An annual limitation of 170,000 visas was established for immigrants from Eastern Hemisphere countries with no more than 20,000 per country. By 1968, the annual limitation from the Western Hemisphere was set at 120,000 immigrants, with visas available on a first-come, first-served basis. However, the number of family reunification visas was unlimited, and it is only now that there are any country-origin quotas for spouses of US citizens, and numerical quotas for other relatives of US citizens.
In the Congress, the House of Representatives voted 326 to 69 (82.5%) in favor of the act while the Senate passed the bill by a vote of 76 to 18. Opposition mainly came from Southern legislators. In 1965, President Lyndon B. Johnson signed the legislation into law.

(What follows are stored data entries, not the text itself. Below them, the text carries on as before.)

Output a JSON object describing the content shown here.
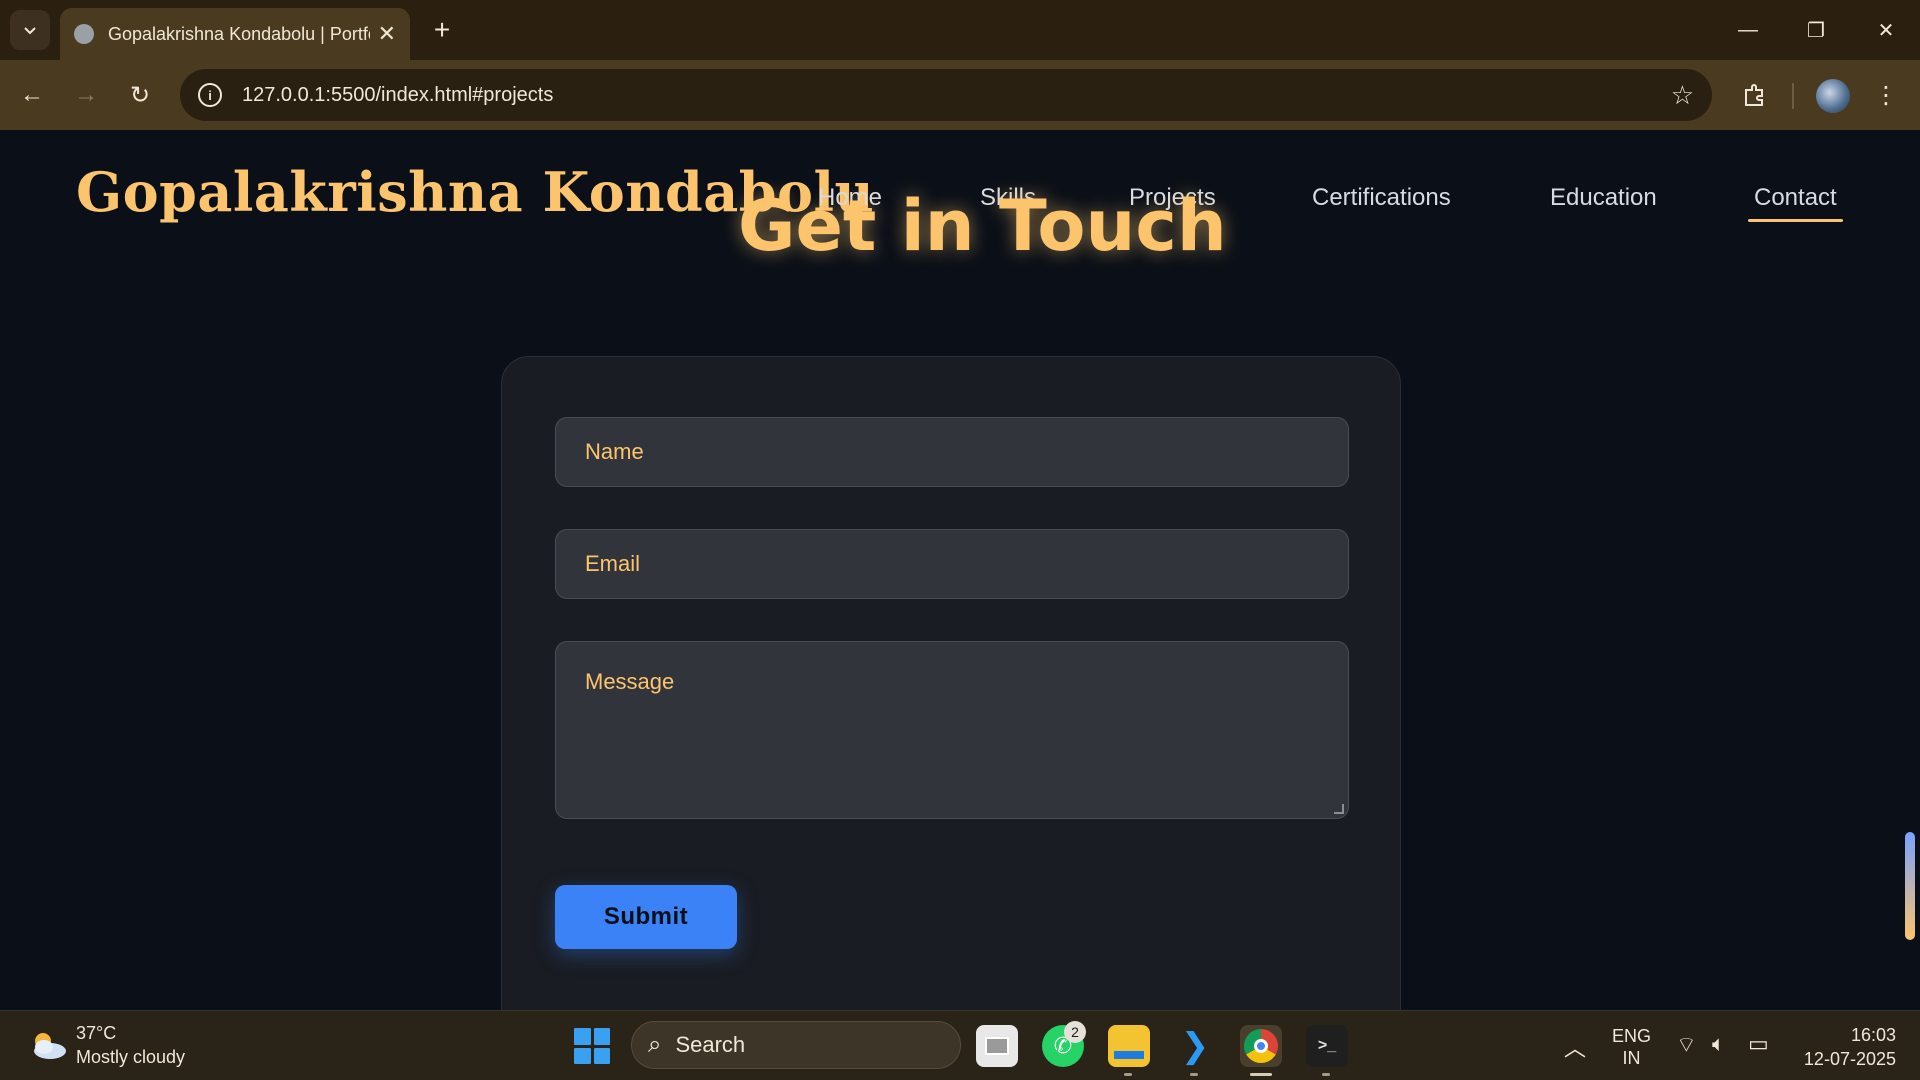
{
  "browser": {
    "tab_title": "Gopalakrishna Kondabolu | Portfolio",
    "url": "127.0.0.1:5500/index.html#projects"
  },
  "site": {
    "brand": "Gopalakrishna Kondabolu",
    "nav": [
      "Home",
      "Skills",
      "Projects",
      "Certifications",
      "Education",
      "Contact"
    ],
    "active_nav": "Contact",
    "heading": "Get in Touch",
    "form": {
      "name_placeholder": "Name",
      "email_placeholder": "Email",
      "message_placeholder": "Message",
      "submit_label": "Submit"
    }
  },
  "taskbar": {
    "weather_temp": "37°C",
    "weather_desc": "Mostly cloudy",
    "search_label": "Search",
    "whatsapp_badge": "2",
    "lang_line1": "ENG",
    "lang_line2": "IN",
    "time": "16:03",
    "date": "12-07-2025"
  },
  "colors": {
    "accent_gold": "#fcc46d",
    "submit_blue": "#3b82f6",
    "page_bg": "#0b1018"
  }
}
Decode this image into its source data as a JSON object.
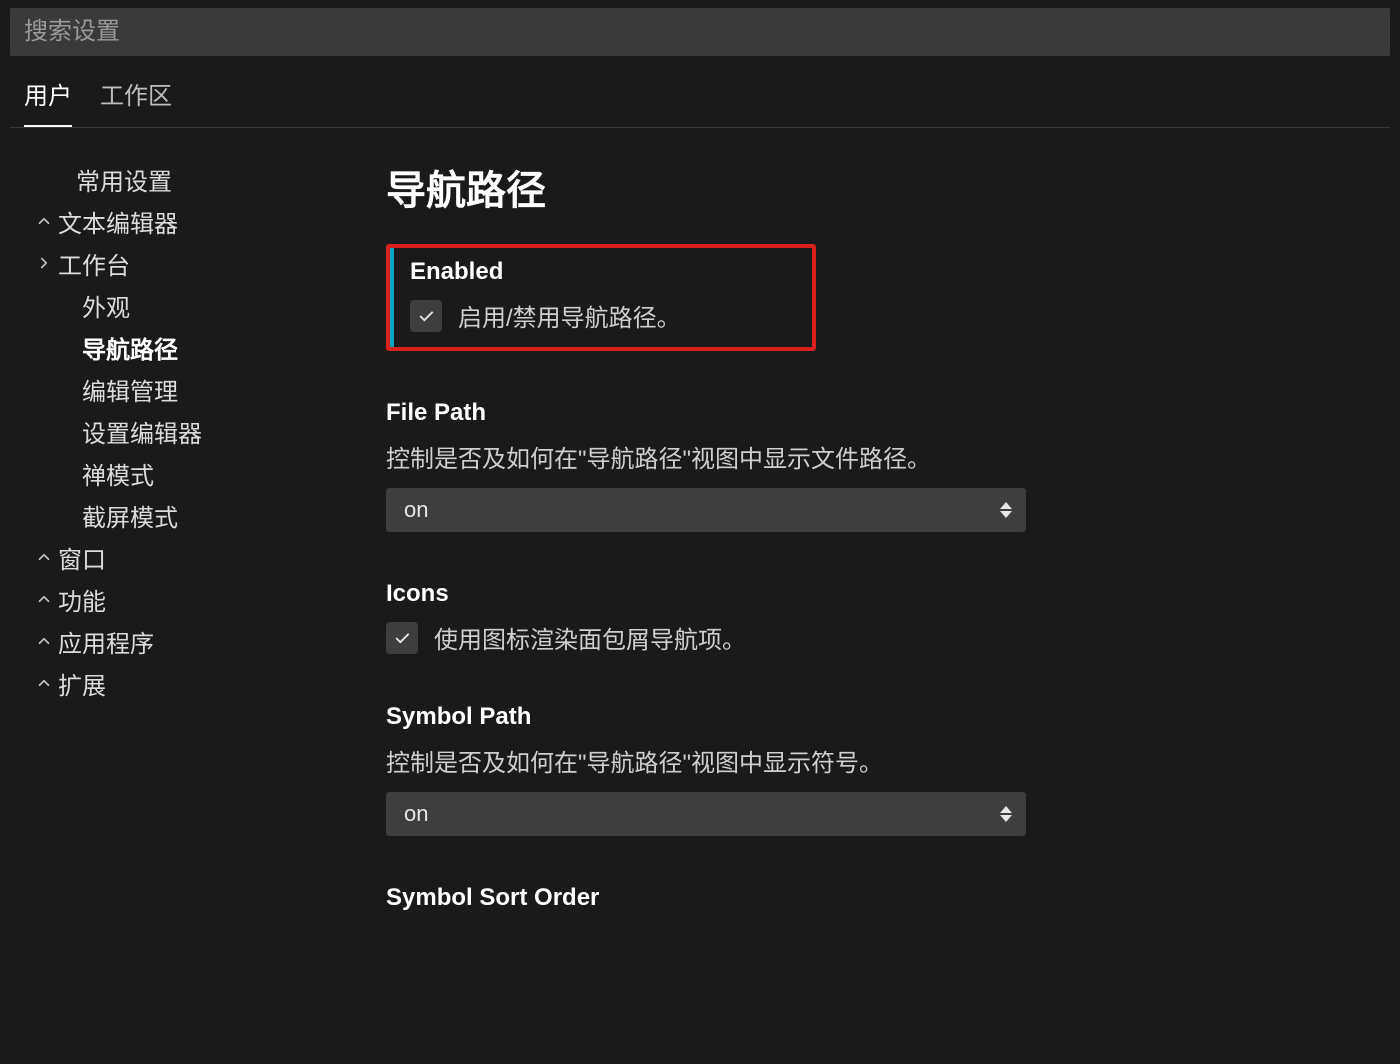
{
  "search": {
    "placeholder": "搜索设置",
    "value": ""
  },
  "tabs": {
    "user": "用户",
    "workspace": "工作区",
    "active": "user"
  },
  "sidebar": {
    "items": [
      {
        "label": "常用设置",
        "level": 0,
        "icon": "none"
      },
      {
        "label": "文本编辑器",
        "level": 0,
        "icon": "chevron-up"
      },
      {
        "label": "工作台",
        "level": 0,
        "icon": "chevron-right"
      },
      {
        "label": "外观",
        "level": 1
      },
      {
        "label": "导航路径",
        "level": 1,
        "active": true
      },
      {
        "label": "编辑管理",
        "level": 1
      },
      {
        "label": "设置编辑器",
        "level": 1
      },
      {
        "label": "禅模式",
        "level": 1
      },
      {
        "label": "截屏模式",
        "level": 1
      },
      {
        "label": "窗口",
        "level": 0,
        "icon": "chevron-up"
      },
      {
        "label": "功能",
        "level": 0,
        "icon": "chevron-up"
      },
      {
        "label": "应用程序",
        "level": 0,
        "icon": "chevron-up"
      },
      {
        "label": "扩展",
        "level": 0,
        "icon": "chevron-up"
      }
    ]
  },
  "section": {
    "title": "导航路径"
  },
  "settings": {
    "enabled": {
      "title": "Enabled",
      "desc": "启用/禁用导航路径。",
      "checked": true
    },
    "filePath": {
      "title": "File Path",
      "desc": "控制是否及如何在\"导航路径\"视图中显示文件路径。",
      "value": "on"
    },
    "icons": {
      "title": "Icons",
      "desc": "使用图标渲染面包屑导航项。",
      "checked": true
    },
    "symbolPath": {
      "title": "Symbol Path",
      "desc": "控制是否及如何在\"导航路径\"视图中显示符号。",
      "value": "on"
    },
    "symbolSortOrder": {
      "title": "Symbol Sort Order"
    }
  }
}
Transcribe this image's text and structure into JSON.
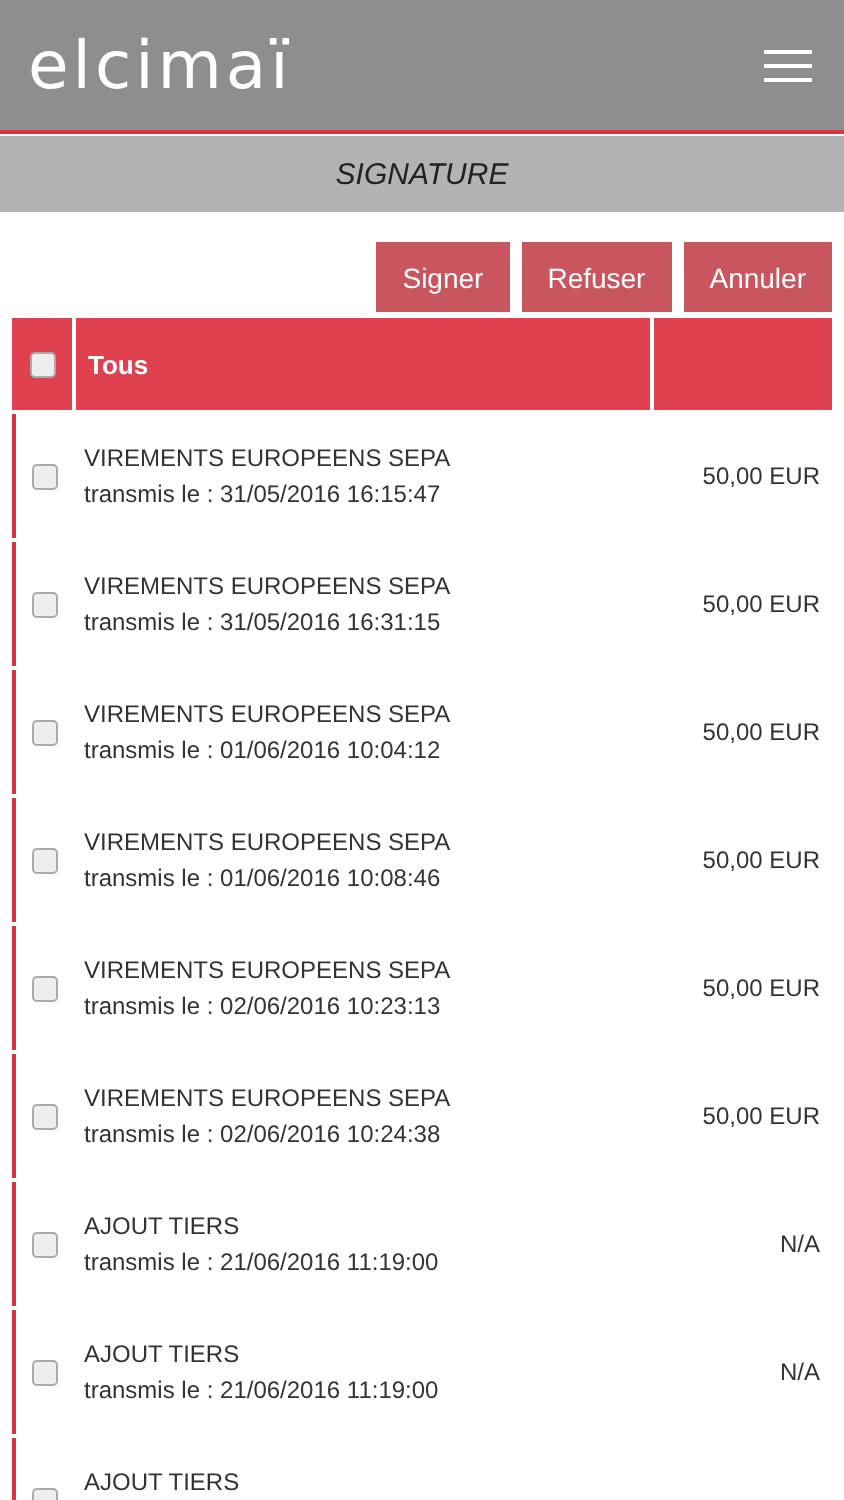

During debate on the Senate floor, Senator Kennedy, speaking of the effects of the act, said, "First, our cities will not be flooded with a million immigrants annually. Under the proposed bill, the present level of immigration remains substantially the same.... Secondly, the ethnic mix of this country will not be upset.... Contrary to the charges in some quarters, [the bill] will not inundate America with immigrants from any one country or area, or the most populated and deprived nations of Africa and Asia.... In the final analysis, the ethnic pattern of immigration under the proposed measure is not expected to change as sharply as the critics seem to think.... The bill will not flood our cities with immigrants. It will not upset the ethnic mix of our society. It will not relax the standards of admission. It will not cause American workers to lose their jobs." (U.S. Senate, Subcommittee on Immigration and Naturalization of the Committee on the Judiciary, Washington, D.C., Feb. 10, 1965. pp. 1-3.) The act's supporters not only claimed the law would not change America's ethnic makeup, but that such a change was not desirable.
The Immigration Act of 1965 shifted the focus of immigration law from non-European countries to countries that were considered to be Third World. Presidents Johnson and Kennedy hoped that by reforming immigration law, they would not only improve relations with non-European nations, but they would reaffirm America's principles of freedom and equality.
The Immigration and Nationality Act of 1965 became law on July 1, 1968. Along with the act of 1952, it serves as one of the parts of the United States Code until this day.